Тетенька слушала ее с довольной, то есть холодной, сухой своей улыбкой, только более оживленной теперь, как всегда это бывало с нею, когда ей приходилось, несмотря на препятствие или общее сомнение, все-таки восторжествовать наконец.
На мгновение оглянувшись на меня, при моем появлении, она взяла чайник и начала наливать мне чай, вся поглощенная тем, что рассказывала ей Мутовкина.
Сестры и гувернантки уж не было за чайным столом. Они гуляли — мне было их видно с террасы — в саду.
Я поздоровался, то есть поцеловался, с тетенькой и сел, пододвинув к себе свою чашку.
Мутовкина рассказывала, а тетенька слушала, совершенно позабыв обо мне, не обращая никакого внимания на то, что я тут сижу.

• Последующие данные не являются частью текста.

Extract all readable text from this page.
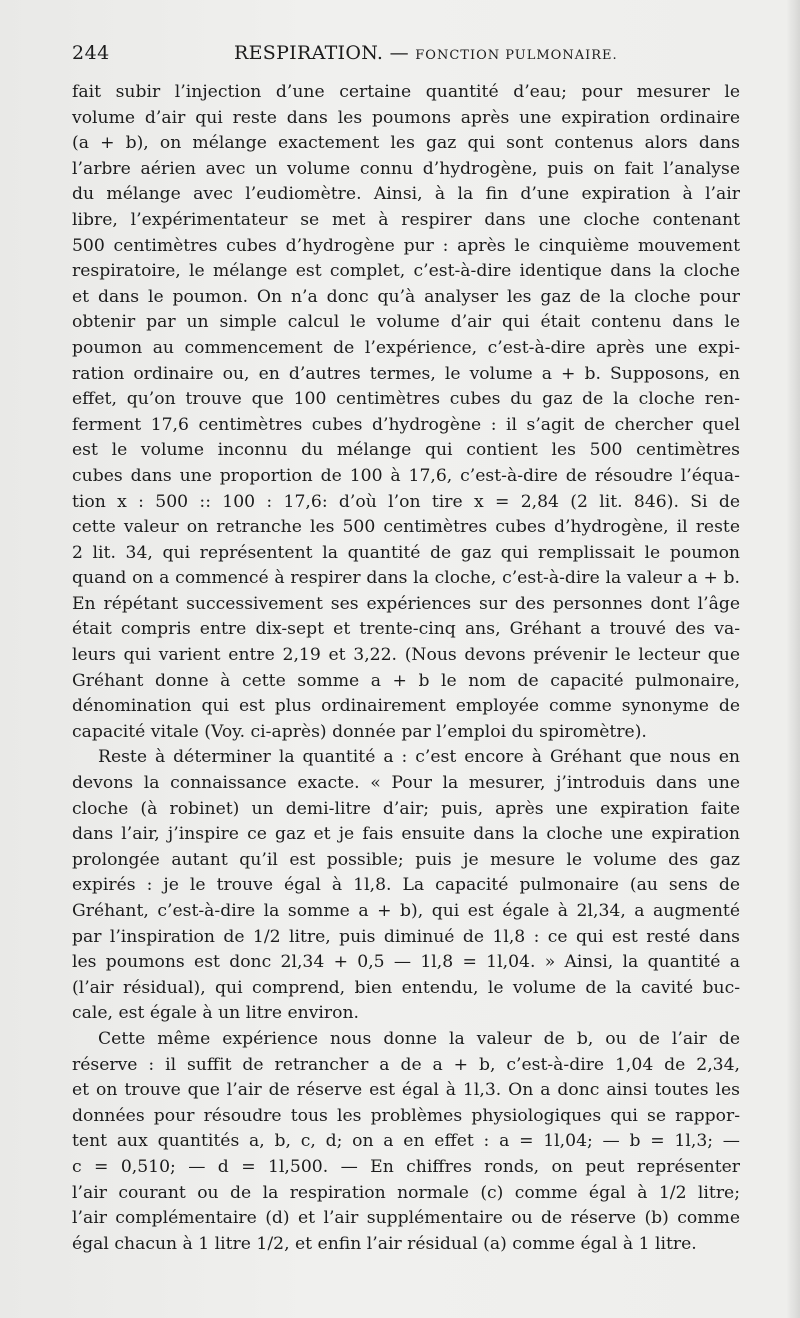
244	RESPIRATION. — FONCTION PULMONAIRE.

fait subir l’injection d’une certaine quantité d’eau; pour mesurer le
volume d’air qui reste dans les poumons après une expiration ordinaire
(a + b), on mélange exactement les gaz qui sont contenus alors dans
l’arbre aérien avec un volume connu d’hydrogène, puis on fait l’analyse
du mélange avec l’eudiomètre. Ainsi, à la fin d’une expiration à l’air
libre, l’expérimentateur se met à respirer dans une cloche contenant
500 centimètres cubes d’hydrogène pur : après le cinquième mouvement
respiratoire, le mélange est complet, c’est-à-dire identique dans la cloche
et dans le poumon. On n’a donc qu’à analyser les gaz de la cloche pour
obtenir par un simple calcul le volume d’air qui était contenu dans le
poumon au commencement de l’expérience, c’est-à-dire après une expi-
ration ordinaire ou, en d’autres termes, le volume a + b. Supposons, en
effet, qu’on trouve que 100 centimètres cubes du gaz de la cloche ren-
ferment 17,6 centimètres cubes d’hydrogène : il s’agit de chercher quel
est le volume inconnu du mélange qui contient les 500 centimètres
cubes dans une proportion de 100 à 17,6, c’est-à-dire de résoudre l’équa-
tion x : 500 :: 100 : 17,6: d’où l’on tire x = 2,84 (2 lit. 846). Si de
cette valeur on retranche les 500 centimètres cubes d’hydrogène, il reste
2 lit. 34, qui représentent la quantité de gaz qui remplissait le poumon
quand on a commencé à respirer dans la cloche, c’est-à-dire la valeur a + b.
En répétant successivement ses expériences sur des personnes dont l’âge
était compris entre dix-sept et trente-cinq ans, Gréhant a trouvé des va-
leurs qui varient entre 2,19 et 3,22. (Nous devons prévenir le lecteur que
Gréhant donne à cette somme a + b le nom de capacité pulmonaire,
dénomination qui est plus ordinairement employée comme synonyme de
capacité vitale (Voy. ci-après) donnée par l’emploi du spiromètre).

Reste à déterminer la quantité a : c’est encore à Gréhant que nous en
devons la connaissance exacte. « Pour la mesurer, j’introduis dans une
cloche (à robinet) un demi-litre d’air; puis, après une expiration faite
dans l’air, j’inspire ce gaz et je fais ensuite dans la cloche une expiration
prolongée autant qu’il est possible; puis je mesure le volume des gaz
expirés : je le trouve égal à 1l,8. La capacité pulmonaire (au sens de
Gréhant, c’est-à-dire la somme a + b), qui est égale à 2l,34, a augmenté
par l’inspiration de 1/2 litre, puis diminué de 1l,8 : ce qui est resté dans
les poumons est donc 2l,34 + 0,5 — 1l,8 = 1l,04. » Ainsi, la quantité a
(l’air résidual), qui comprend, bien entendu, le volume de la cavité buc-
cale, est égale à un litre environ.

Cette même expérience nous donne la valeur de b, ou de l’air de
réserve : il suffit de retrancher a de a + b, c’est-à-dire 1,04 de 2,34,
et on trouve que l’air de réserve est égal à 1l,3. On a donc ainsi toutes les
données pour résoudre tous les problèmes physiologiques qui se rappor-
tent aux quantités a, b, c, d; on a en effet : a = 1l,04; — b = 1l,3; —
c = 0,510; — d = 1l,500. — En chiffres ronds, on peut représenter
l’air courant ou de la respiration normale (c) comme égal à 1/2 litre;
l’air complémentaire (d) et l’air supplémentaire ou de réserve (b) comme
égal chacun à 1 litre 1/2, et enfin l’air résidual (a) comme égal à 1 litre.
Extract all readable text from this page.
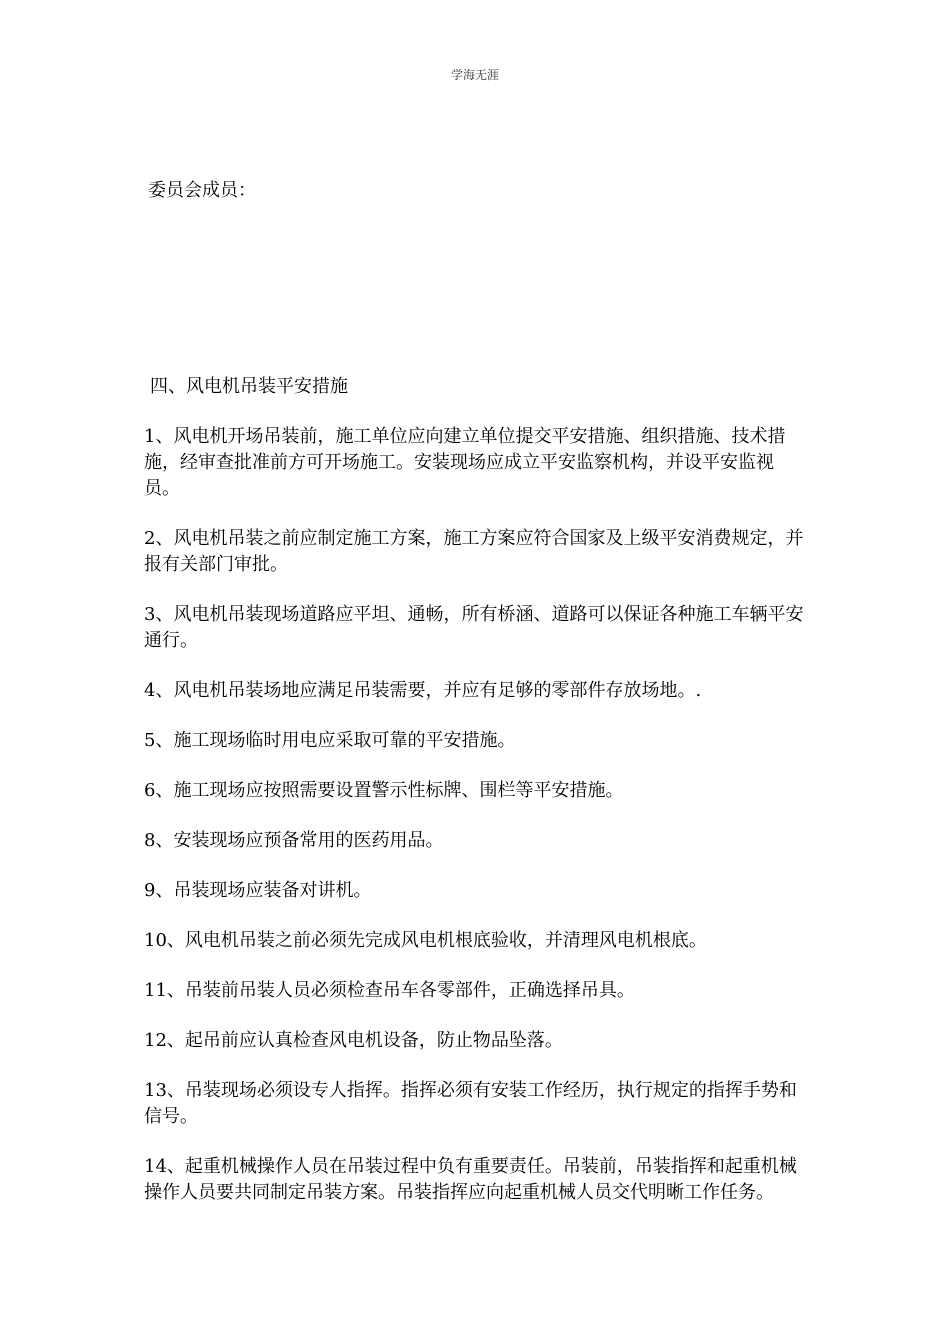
学海无涯
委员会成员：

四、风电机吊装平安措施

1、风电机开场吊装前，施工单位应向建立单位提交平安措施、组织措施、技术措施，经审查批准前方可开场施工。安装现场应成立平安监察机构，并设平安监视员。

2、风电机吊装之前应制定施工方案，施工方案应符合国家及上级平安消费规定，并报有关部门审批。

3、风电机吊装现场道路应平坦、通畅，所有桥涵、道路可以保证各种施工车辆平安通行。

4、风电机吊装场地应满足吊装需要，并应有足够的零部件存放场地。.

5、施工现场临时用电应采取可靠的平安措施。

6、施工现场应按照需要设置警示性标牌、围栏等平安措施。

8、安装现场应预备常用的医药用品。

9、吊装现场应装备对讲机。

10、风电机吊装之前必须先完成风电机根底验收，并清理风电机根底。

11、吊装前吊装人员必须检查吊车各零部件，正确选择吊具。

12、起吊前应认真检查风电机设备，防止物品坠落。

13、吊装现场必须设专人指挥。指挥必须有安装工作经历，执行规定的指挥手势和信号。

14、起重机械操作人员在吊装过程中负有重要责任。吊装前，吊装指挥和起重机械操作人员要共同制定吊装方案。吊装指挥应向起重机械人员交代明晰工作任务。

Мутовкина рассказывала, как она выезжала вчера с своей кладью из города и как на нее, ехавшую со всеми вместе, тоже в телеге, все смотрели...
— И еду это я ранним утром по Дворянской, а губернатор навстречу... Я так, знаете, благодетельница... вся вот этак, вот этак...
— Что ж он мог бы сделать?.. Ничего: закон есть, — спокойно, с презрительной улыбкой заметила ей тетенька.
— Его в этот день встречали... На ревизию он приезжал. Чиновники-то все вот как... зуб на зуб не попадут... Боятся... чувствуют все за собою... Улицы песочком посыпаны... А я-то с добром этим своим навстречу прямо ему...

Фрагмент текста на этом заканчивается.